Mead Johnson's Enfamil packaging was outdated and irrelevant. We created something meaningful for the consumer and the brand. We focused on balancing science and the emotional nature of the products.
LOVE + SCIENCE
LOVE + SCIENCE
LOVE + SCIENCE
This is a range of projects done for Enfamil from a super premium can for China to reinventing liquid formula globally.
The idea that lead all of the work was the essence of the brand feeling less about the technology and science behind the formula and more about the human emotional drivers behind it. The shape took on the role of conveying that the brand was about nurturing your baby's health, growth, and development.
Nutrition comes from healthy food. We extrapolated that into shapes that conveyed a sense of food and nutrition vs science and medicine
The one-child per family law in China created an even more urgent sense of care for a family's new baby. Formula became an important part of that care as it offered a level of precise nutrients that focused on brain development, cognitive development, and immune health. Formula along with breast milk was a way to give your baby the best development possible.
The other major pain point for new families was domestic formula has seen some major issues with safety. The emerging middle class in China wanted an imported brand they could trust and was willing to pay for that extra sense of security.
Safety drove much of the functional design of this package. The decision to use a steel can over plastic was a consumer insight gathered from extensive consumer research. Fears of the plastic leaching into the powder during its shelf life, steal was seen as inert and safe for baby.
The closure was the second crucial touchpoint to communicate safety. The latch needed to be apparent at shelf, while providing all the necessary audible cues to let the consumer know the package is closed and safe. The latch to be a welcoming design element vs a mechanical to maintain the warm-hearted aesthetic
The scoop is an important touchpoint in the usage scenario of making formula.
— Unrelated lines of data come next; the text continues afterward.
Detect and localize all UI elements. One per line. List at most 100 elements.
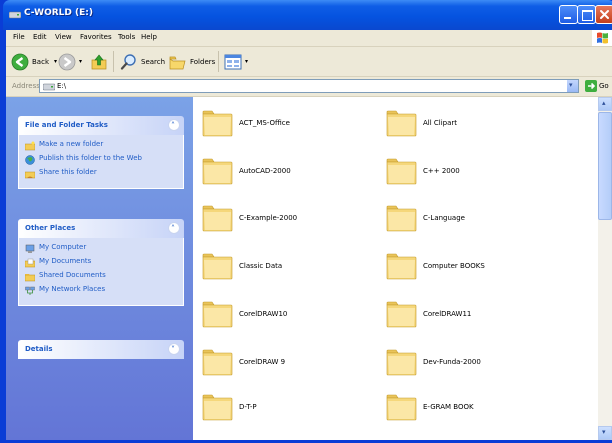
chevron-down-icon: ▾ (602, 428, 606, 436)
go-arrow-icon (585, 80, 597, 92)
place-label: My Network Places (39, 285, 106, 293)
title-bar[interactable]: C-WORLD (E:) (3, 0, 612, 30)
folder-item[interactable]: Classic Data (201, 252, 282, 280)
folder-item[interactable]: C++ 2000 (385, 157, 460, 185)
panel-header[interactable]: Other Places ˄ (18, 219, 184, 238)
forward-arrow-icon (58, 53, 76, 70)
folder-name: D-T-P (239, 403, 257, 411)
chevron-down-icon: ▾ (79, 58, 83, 65)
go-label: Go (599, 82, 609, 90)
chevron-up-icon: ˄ (171, 121, 175, 130)
place-my-computer[interactable]: My Computer (25, 243, 177, 254)
menu-favorites[interactable]: Favorites (80, 33, 112, 41)
scroll-down-button[interactable]: ▾ (598, 426, 612, 440)
panel-header[interactable]: Details ˅ (18, 340, 184, 359)
file-list-view[interactable]: ACT_MS-Office All Clipart AutoCAD-2000 C++ … (193, 97, 598, 440)
chevron-down-icon: ▾ (245, 58, 249, 65)
chevron-down-icon: ˅ (171, 345, 175, 354)
address-input[interactable]: E:\ ▾ (39, 79, 579, 93)
minimize-icon (564, 17, 571, 19)
folder-icon (202, 110, 233, 137)
menu-view[interactable]: View (55, 33, 72, 41)
folder-name: CorelDRAW 9 (239, 358, 286, 366)
chevron-down-icon: ▾ (569, 81, 573, 89)
folder-name: ACT_MS-Office (239, 119, 290, 127)
folder-icon (202, 349, 233, 376)
folder-item[interactable]: AutoCAD-2000 (201, 157, 291, 185)
collapse-button[interactable]: ˄ (168, 119, 180, 131)
folder-item[interactable]: C-Language (385, 204, 465, 232)
menu-tools[interactable]: Tools (118, 33, 135, 41)
windows-logo-icon (592, 30, 612, 46)
back-label: Back (32, 57, 49, 66)
maximize-button[interactable] (577, 5, 596, 24)
folder-name: Computer BOOKS (423, 262, 485, 270)
search-label: Search (141, 57, 166, 66)
scroll-thumb[interactable] (598, 112, 612, 220)
forward-button[interactable]: ▾ (58, 52, 82, 71)
minimize-button[interactable] (559, 5, 578, 24)
panel-body: Make a new folder Publish this folder to… (18, 135, 184, 189)
folder-icon (202, 205, 233, 232)
new-folder-icon (25, 141, 35, 151)
back-button[interactable]: Back ▾ (11, 52, 57, 71)
folder-name: C++ 2000 (423, 167, 460, 175)
vertical-scrollbar[interactable]: ▴ ▾ (598, 97, 612, 440)
address-label: Address (12, 82, 40, 90)
menu-edit[interactable]: Edit (33, 33, 47, 41)
go-button[interactable]: Go (585, 79, 611, 93)
details-panel: Details ˅ (18, 340, 184, 359)
place-my-documents[interactable]: My Documents (25, 257, 177, 268)
other-places-panel: Other Places ˄ My Computer My Documents … (18, 219, 184, 306)
folder-item[interactable]: C-Example-2000 (201, 204, 297, 232)
folder-name: C-Example-2000 (239, 214, 298, 222)
menu-help[interactable]: Help (141, 33, 157, 41)
close-button[interactable] (595, 5, 612, 24)
folder-item[interactable]: CorelDRAW10 (201, 300, 287, 328)
task-publish-folder[interactable]: Publish this folder to the Web (25, 154, 177, 165)
toolbar-separator (113, 51, 114, 72)
place-label: My Documents (39, 257, 92, 265)
folder-item[interactable]: All Clipart (385, 109, 457, 137)
folder-icon (202, 394, 233, 421)
folder-item[interactable]: Dev-Funda-2000 (385, 348, 481, 376)
folder-icon (386, 158, 417, 185)
views-button[interactable]: ▾ (224, 52, 248, 71)
close-icon (600, 10, 609, 19)
drive-icon (9, 11, 21, 19)
folder-item[interactable]: E-GRAM BOOK (385, 393, 474, 421)
chevron-up-icon: ▴ (602, 99, 606, 107)
place-shared-documents[interactable]: Shared Documents (25, 271, 177, 282)
folder-icon (202, 301, 233, 328)
address-dropdown-button[interactable]: ▾ (567, 80, 578, 92)
folders-button[interactable]: Folders (169, 52, 215, 71)
standard-toolbar: Back ▾ ▾ Search Folders ▾ (6, 47, 612, 77)
folder-name: Classic Data (239, 262, 283, 270)
task-pane: File and Folder Tasks ˄ Make a new folde… (6, 97, 193, 440)
place-my-network-places[interactable]: My Network Places (25, 285, 177, 296)
folder-name: Dev-Funda-2000 (423, 358, 481, 366)
task-share-folder[interactable]: Share this folder (25, 168, 177, 179)
expand-button[interactable]: ˅ (168, 343, 180, 355)
task-make-new-folder[interactable]: Make a new folder (25, 140, 177, 151)
share-folder-icon (25, 171, 35, 179)
address-bar: Address E:\ ▾ Go (6, 77, 612, 97)
folder-item[interactable]: CorelDRAW11 (385, 300, 471, 328)
folder-item[interactable]: CorelDRAW 9 (201, 348, 285, 376)
folder-item[interactable]: ACT_MS-Office (201, 109, 290, 137)
folder-name: E-GRAM BOOK (423, 403, 474, 411)
folder-name: CorelDRAW11 (423, 310, 472, 318)
panel-header[interactable]: File and Folder Tasks ˄ (18, 116, 184, 135)
folder-item[interactable]: Computer BOOKS (385, 252, 485, 280)
search-button[interactable]: Search (120, 52, 165, 71)
window-title: C-WORLD (E:) (24, 8, 93, 18)
file-folder-tasks-panel: File and Folder Tasks ˄ Make a new folde… (18, 116, 184, 189)
panel-title: Other Places (25, 224, 76, 232)
place-label: Shared Documents (39, 271, 106, 279)
collapse-button[interactable]: ˄ (168, 222, 180, 234)
folder-item[interactable]: D-T-P (201, 393, 257, 421)
up-folder-icon (91, 54, 107, 69)
scroll-up-button[interactable]: ▴ (598, 97, 612, 111)
up-folder-button[interactable] (90, 52, 108, 71)
menu-file[interactable]: File (13, 33, 25, 41)
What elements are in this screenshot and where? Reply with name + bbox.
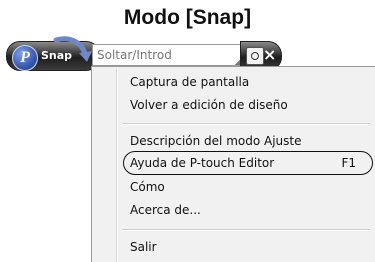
menu-item-screen-capture[interactable]: Captura de pantalla <box>118 72 370 93</box>
menu-item-label: Descripción del modo Ajuste <box>130 134 302 148</box>
help-highlight-ring <box>123 151 373 175</box>
menu-item-label: Cómo <box>130 180 165 194</box>
menu-item-label: Captura de pantalla <box>130 75 250 89</box>
context-menu: Captura de pantalla Volver a edición de … <box>91 66 375 262</box>
p-touch-logo-icon: P <box>12 45 38 71</box>
menu-item-about[interactable]: Acerca de... <box>118 200 370 221</box>
curved-arrow-icon <box>53 36 92 62</box>
menu-item-exit[interactable]: Salir <box>118 237 370 258</box>
menu-separator <box>122 123 370 125</box>
close-icon[interactable]: × <box>263 46 276 64</box>
camera-icon[interactable] <box>246 47 264 65</box>
menu-item-mode-description[interactable]: Descripción del modo Ajuste <box>118 131 370 152</box>
drop-input-placeholder: Soltar/Introd <box>97 48 172 62</box>
drop-input-field[interactable]: Soltar/Introd <box>92 44 243 66</box>
page-title: Modo [Snap] <box>123 6 252 29</box>
menu-item-how-to[interactable]: Cómo <box>118 177 370 198</box>
menu-item-label: Salir <box>130 240 157 254</box>
menu-item-label: Acerca de... <box>130 203 201 217</box>
logo-letter: P <box>20 49 30 66</box>
menu-separator <box>122 229 370 231</box>
menu-item-back-to-layout[interactable]: Volver a edición de diseño <box>118 95 370 116</box>
menu-item-label: Volver a edición de diseño <box>130 98 288 112</box>
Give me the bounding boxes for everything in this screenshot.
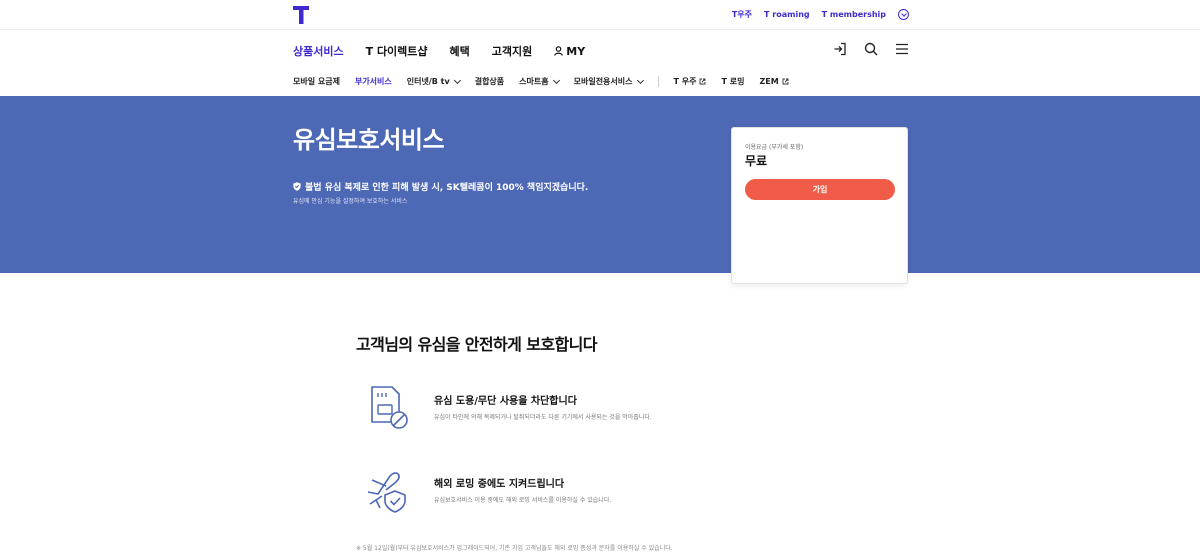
- external-link-icon: [782, 78, 789, 85]
- hero-subtitle: 유심에 안심 기능을 설정하여 보호하는 서비스: [293, 198, 408, 205]
- sim-block-icon: [371, 386, 408, 429]
- footnote: ※ 5월 12일(월)부터 유심보호서비스가 업그레이드되어, 기존 가입 고객…: [356, 545, 673, 552]
- t-logo-icon[interactable]: [293, 6, 309, 24]
- sub-nav-mobile-only-label: 모바일전용서비스: [573, 77, 633, 86]
- utility-link-t-universe[interactable]: T우주: [732, 9, 752, 20]
- page-title: 유심보호서비스: [293, 126, 445, 154]
- user-icon: [554, 46, 564, 56]
- section-title: 고객님의 유심을 안전하게 보호합니다: [356, 335, 597, 354]
- price-value: 무료: [745, 154, 768, 168]
- chevron-down-circle-icon[interactable]: [898, 9, 909, 20]
- main-nav-support[interactable]: 고객지원: [492, 43, 532, 59]
- sub-nav-addon-services[interactable]: 부가서비스: [355, 76, 392, 87]
- join-button[interactable]: 가입: [745, 179, 895, 200]
- utility-bar: T우주 T roaming T membership: [0, 0, 1200, 30]
- chevron-down-icon: [636, 76, 644, 84]
- menu-icon[interactable]: [895, 42, 909, 56]
- feature-title: 유심 도용/무단 사용을 차단합니다: [434, 396, 577, 407]
- hero-notice: 불법 유심 복제로 인한 피해 발생 시, SK텔레콤이 100% 책임지겠습니…: [293, 180, 588, 193]
- utility-link-t-roaming[interactable]: T roaming: [764, 10, 810, 19]
- feature-text: 유심 도용/무단 사용을 차단합니다 유심이 타인에 의해 복제되거나 탈취되더…: [434, 383, 652, 433]
- feature-item-roaming: 해외 로밍 중에도 지켜드립니다 유심보호서비스 이용 중에도 해외 로밍 서비…: [362, 466, 611, 516]
- main-nav-products[interactable]: 상품서비스: [293, 43, 344, 59]
- plane-shield-icon: [367, 472, 406, 513]
- nav-icon-group: [833, 42, 909, 56]
- sub-nav-divider: [657, 76, 659, 87]
- chevron-down-icon: [552, 76, 560, 84]
- sub-nav-mobile-only[interactable]: 모바일전용서비스: [573, 76, 644, 87]
- sub-nav-smart-home[interactable]: 스마트홈: [519, 76, 560, 87]
- external-link-icon: [700, 78, 706, 85]
- feature-text: 해외 로밍 중에도 지켜드립니다 유심보호서비스 이용 중에도 해외 로밍 서비…: [434, 466, 611, 516]
- sub-nav-zem-label: ZEM: [759, 77, 779, 86]
- main-nav-benefits[interactable]: 혜택: [450, 43, 470, 59]
- sub-nav-mobile-plan[interactable]: 모바일 요금제: [293, 76, 340, 87]
- feature-title: 해외 로밍 중에도 지켜드립니다: [434, 479, 565, 490]
- sub-nav-zem[interactable]: ZEM: [759, 77, 789, 86]
- login-icon[interactable]: [833, 42, 847, 56]
- sub-nav-bundle[interactable]: 결합상품: [475, 76, 504, 87]
- main-nav-direct-shop[interactable]: T 다이렉트샵: [366, 43, 428, 59]
- sub-nav-t-universe[interactable]: T 우주: [674, 76, 707, 87]
- search-icon[interactable]: [864, 42, 878, 56]
- main-nav: 상품서비스 T 다이렉트샵 혜택 고객지원 MY: [293, 43, 585, 59]
- chevron-down-icon: [453, 76, 461, 84]
- utility-link-t-membership[interactable]: T membership: [822, 10, 886, 19]
- main-nav-my[interactable]: MY: [554, 43, 585, 59]
- sub-nav-t-roaming[interactable]: T 로밍: [721, 76, 744, 87]
- sub-nav-smart-home-label: 스마트홈: [519, 77, 549, 86]
- feature-desc: 유심이 타인에 의해 복제되거나 탈취되더라도 다른 기기에서 사용되는 것을 …: [434, 414, 652, 421]
- shield-check-icon: [293, 182, 301, 191]
- sub-nav: 모바일 요금제 부가서비스 인터넷/B tv 결합상품 스마트홈 모바일전용서비…: [293, 76, 789, 87]
- feature-desc: 유심보호서비스 이용 중에도 해외 로밍 서비스를 이용하실 수 있습니다.: [434, 497, 612, 504]
- utility-links: T우주 T roaming T membership: [732, 9, 909, 20]
- hero-banner: 유심보호서비스 불법 유심 복제로 인한 피해 발생 시, SK텔레콤이 100…: [0, 96, 1200, 273]
- sub-nav-internet-btv-label: 인터넷/B tv: [406, 77, 450, 86]
- price-label: 이용요금 (부가세 포함): [745, 144, 804, 151]
- hero-notice-text: 불법 유심 복제로 인한 피해 발생 시, SK텔레콤이 100% 책임지겠습니…: [305, 183, 589, 193]
- sub-nav-t-universe-label: T 우주: [673, 77, 697, 86]
- sub-nav-internet-btv[interactable]: 인터넷/B tv: [406, 76, 461, 87]
- main-nav-my-label: MY: [566, 44, 586, 58]
- price-card: 이용요금 (부가세 포함) 무료 가입: [731, 127, 908, 284]
- feature-item-sim-block: 유심 도용/무단 사용을 차단합니다 유심이 타인에 의해 복제되거나 탈취되더…: [362, 383, 652, 433]
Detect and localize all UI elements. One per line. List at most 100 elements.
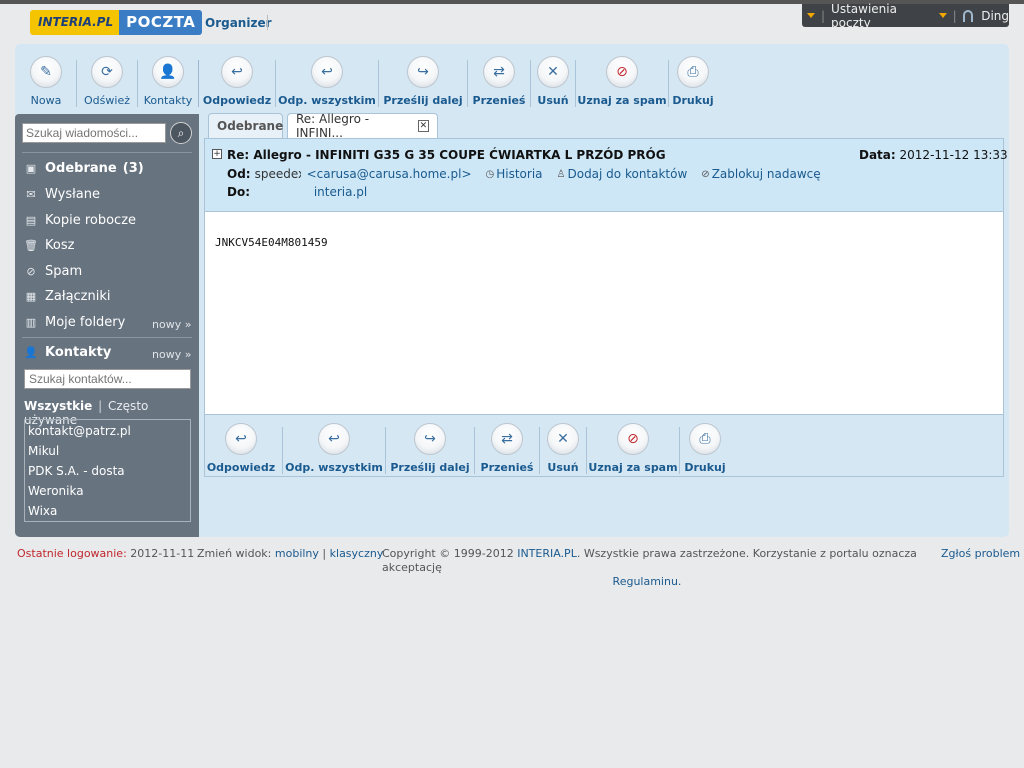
organizer-link[interactable]: Organizer (205, 16, 272, 30)
move-button-bottom[interactable]: ⇄ Przenieś (481, 423, 533, 474)
message-to: Do: interia.pl (227, 185, 368, 199)
inbox-icon: ▣ (25, 162, 37, 175)
user-name[interactable]: Ding (981, 9, 1009, 23)
contact-search-input[interactable] (24, 369, 191, 389)
block-sender-link[interactable]: ⊘ Zablokuj nadawcę (701, 167, 820, 181)
logo[interactable]: INTERIA.PL POCZTA (30, 10, 203, 35)
reply-button[interactable]: ↩ Odpowiedz (203, 56, 271, 107)
folder-trash[interactable]: 🗑 Kosz (23, 238, 74, 253)
settings-menu[interactable]: Ustawienia poczty (831, 2, 921, 30)
new-message-button[interactable]: ✎ Nowa (22, 56, 70, 107)
forward-icon: ↪ (414, 423, 446, 455)
reply-all-button-bottom[interactable]: ↩ Odp. wszystkim (285, 423, 383, 474)
sender-name: speedex (254, 167, 301, 181)
sent-icon: ✉ (26, 188, 36, 201)
unread-count: (3) (122, 161, 144, 176)
toolbar-separator (530, 60, 531, 107)
logo-poczta: POCZTA (119, 10, 203, 35)
dropdown-arrow-icon (807, 13, 815, 18)
folder-attachments[interactable]: ▦ Załączniki (23, 289, 111, 304)
add-contact-link[interactable]: ♙ Dodaj do kontaktów (557, 167, 688, 181)
mark-spam-button-bottom[interactable]: ⊘ Uznaj za spam (588, 423, 678, 474)
recipient-email[interactable]: interia.pl (314, 185, 367, 199)
folder-my-folders[interactable]: ▥ Moje foldery (23, 315, 126, 330)
contacts-heading[interactable]: 👤 Kontakty (23, 345, 111, 360)
trash-icon: 🗑 (24, 239, 38, 252)
bottom-toolbar: ↩ Odpowiedz ↩ Odp. wszystkim ↪ Prześlij … (206, 423, 726, 474)
new-folder-link[interactable]: nowy » (152, 318, 191, 331)
contact-item[interactable]: PDK S.A. - dosta (28, 461, 187, 481)
print-button[interactable]: ⎙ Drukuj (672, 56, 714, 107)
logo-interia: INTERIA.PL (30, 10, 120, 35)
sidebar: ⌕ ▣ Odebrane (3) ✉ Wysłane ▤ Kopie roboc… (15, 114, 199, 537)
terms-link[interactable]: Regulaminu. (613, 575, 682, 588)
expand-icon[interactable]: + (212, 149, 222, 159)
toolbar-separator (668, 60, 669, 107)
delete-button-bottom[interactable]: ✕ Usuń (546, 423, 580, 474)
user-bar: | Ustawienia poczty | Ding (802, 2, 1009, 30)
contact-item[interactable]: Mikul (28, 441, 187, 461)
view-mobile-link[interactable]: mobilny (275, 547, 319, 560)
forward-button[interactable]: ↪ Prześlij dalej (383, 56, 463, 107)
move-button[interactable]: ⇄ Przenieś (473, 56, 525, 107)
new-contact-link[interactable]: nowy » (152, 348, 191, 361)
search-icon[interactable]: ⌕ (170, 122, 192, 144)
headset-icon (962, 9, 974, 22)
folder-drafts[interactable]: ▤ Kopie robocze (23, 213, 136, 228)
toolbar-separator (282, 427, 283, 474)
filter-separator: | (98, 399, 103, 413)
dropdown-arrow-icon (938, 13, 947, 18)
toolbar-separator (679, 427, 680, 474)
print-button-bottom[interactable]: ⎙ Drukuj (684, 423, 726, 474)
copyright: Copyright © 1999-2012 INTERIA.PL. Wszyst… (382, 547, 917, 588)
block-icon: ⊘ (701, 168, 710, 180)
message-body-text: JNKCV54E04M801459 (215, 236, 328, 249)
view-classic-link[interactable]: klasyczny (330, 547, 384, 560)
forward-icon: ↪ (407, 56, 439, 88)
contacts-button[interactable]: 👤 Kontakty (144, 56, 192, 107)
report-problem-link[interactable]: Zgłoś problem (941, 547, 1020, 560)
sender-email[interactable]: <carusa@carusa.home.pl> (307, 167, 472, 181)
sidebar-divider (22, 337, 192, 338)
reply-all-icon: ↩ (311, 56, 343, 88)
folder-spam[interactable]: ⊘ Spam (23, 264, 82, 279)
history-link[interactable]: ◷ Historia (486, 167, 543, 181)
spam-icon: ⊘ (606, 56, 638, 88)
printer-icon: ⎙ (677, 56, 709, 88)
filter-all[interactable]: Wszystkie (24, 399, 92, 413)
separator: | (952, 8, 957, 23)
tab-inbox[interactable]: Odebrane (208, 113, 283, 138)
reply-button-bottom[interactable]: ↩ Odpowiedz (206, 423, 276, 474)
view-switcher: Zmień widok: mobilny | klasyczny (197, 547, 384, 560)
folder-sent[interactable]: ✉ Wysłane (23, 187, 100, 202)
toolbar-separator (539, 427, 540, 474)
last-login: Ostatnie logowanie: 2012-11-11 (17, 547, 195, 560)
delete-button[interactable]: ✕ Usuń (537, 56, 569, 107)
contact-item[interactable]: Weronika (28, 481, 187, 501)
tab-message[interactable]: Re: Allegro - INFINI... ✕ (287, 112, 438, 140)
reply-all-icon: ↩ (318, 423, 350, 455)
clock-icon: ◷ (485, 168, 495, 180)
message-search-input[interactable] (22, 123, 166, 143)
mark-spam-button[interactable]: ⊘ Uznaj za spam (577, 56, 667, 107)
spam-icon: ⊘ (617, 423, 649, 455)
folders-icon: ▥ (25, 316, 37, 329)
refresh-button[interactable]: ⟳ Odśwież (83, 56, 131, 107)
delete-icon: ✕ (537, 56, 569, 88)
toolbar-separator (385, 427, 386, 474)
refresh-icon: ⟳ (91, 56, 123, 88)
close-icon[interactable]: ✕ (417, 120, 429, 132)
printer-icon: ⎙ (689, 423, 721, 455)
add-contact-icon: ♙ (556, 168, 566, 180)
toolbar-separator (474, 427, 475, 474)
folder-inbox[interactable]: ▣ Odebrane (3) (23, 161, 144, 176)
contact-item[interactable]: Wixa (28, 501, 187, 521)
toolbar-separator (575, 60, 576, 107)
separator: | (821, 8, 826, 23)
toolbar-separator (137, 60, 138, 107)
contact-item[interactable]: kontakt@patrz.pl (28, 421, 187, 441)
toolbar-separator (76, 60, 77, 107)
interia-link[interactable]: INTERIA.PL (517, 547, 577, 560)
reply-all-button[interactable]: ↩ Odp. wszystkim (278, 56, 376, 107)
forward-button-bottom[interactable]: ↪ Prześlij dalej (390, 423, 470, 474)
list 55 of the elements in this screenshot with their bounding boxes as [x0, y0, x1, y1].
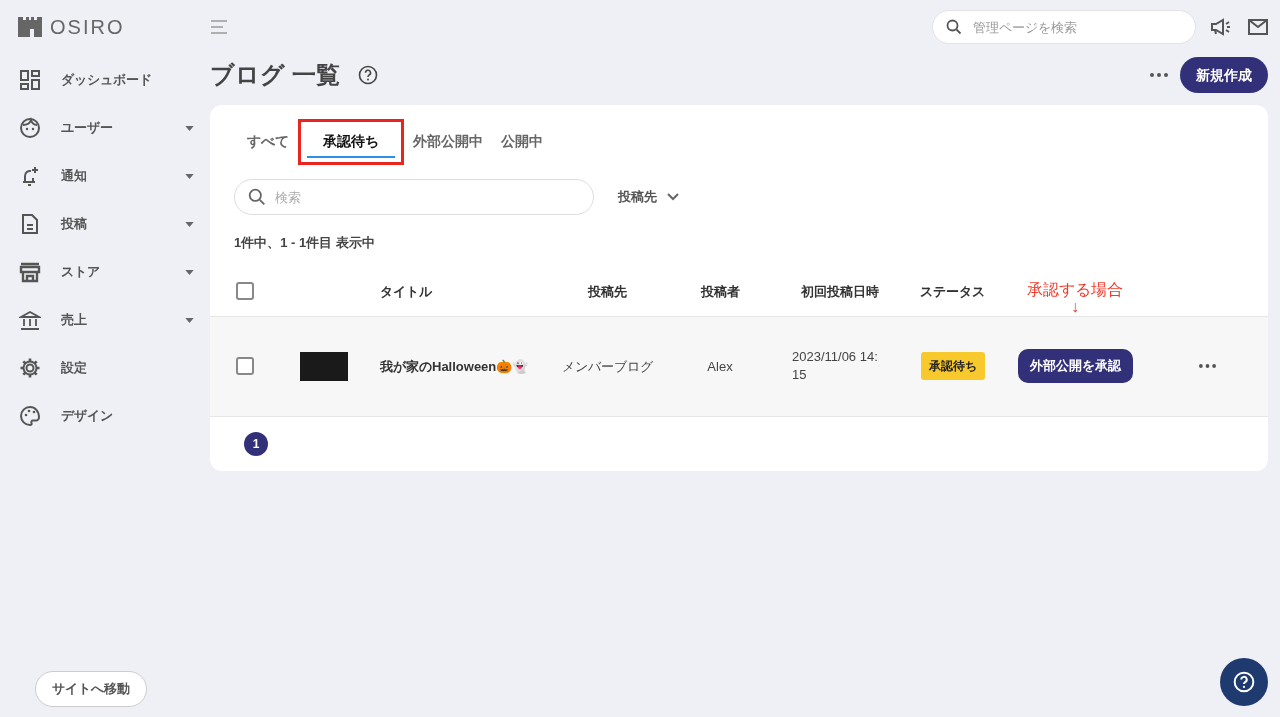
page-button[interactable]: 1 [244, 431, 268, 456]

A scoop is a measuring tool, that can feel medicinal and not nurturing. Baby isn't sick, baby is hungry. There is an inherent opportunity to create a moment that feels more like making food vs making medicine.
In the image above the steel can was the previous package on market. In the current category landscape, it was very outdated. The carafe shape was chosen to create a familiar food shape that is appropriate for the warm-hearted expert consumer. The flip cap delivered on the pain point of preparing a bottle while holding the baby. Providing a user experience that was superior to the competition.
The 8oz single-serve package became an interesting opportunity and challenge. A standard nipple can be attached to make feeding on the go less painful. That presents it' own challenges if baby doesn't finish the bottle. There is a need to keep it as clean as possible and mitigate waste.
The other opportunity is for older children. Toddlers can hold the bottle on their own but their motor skills may not be fully developed. The team developed several ideas for the package that could grow with our consumers.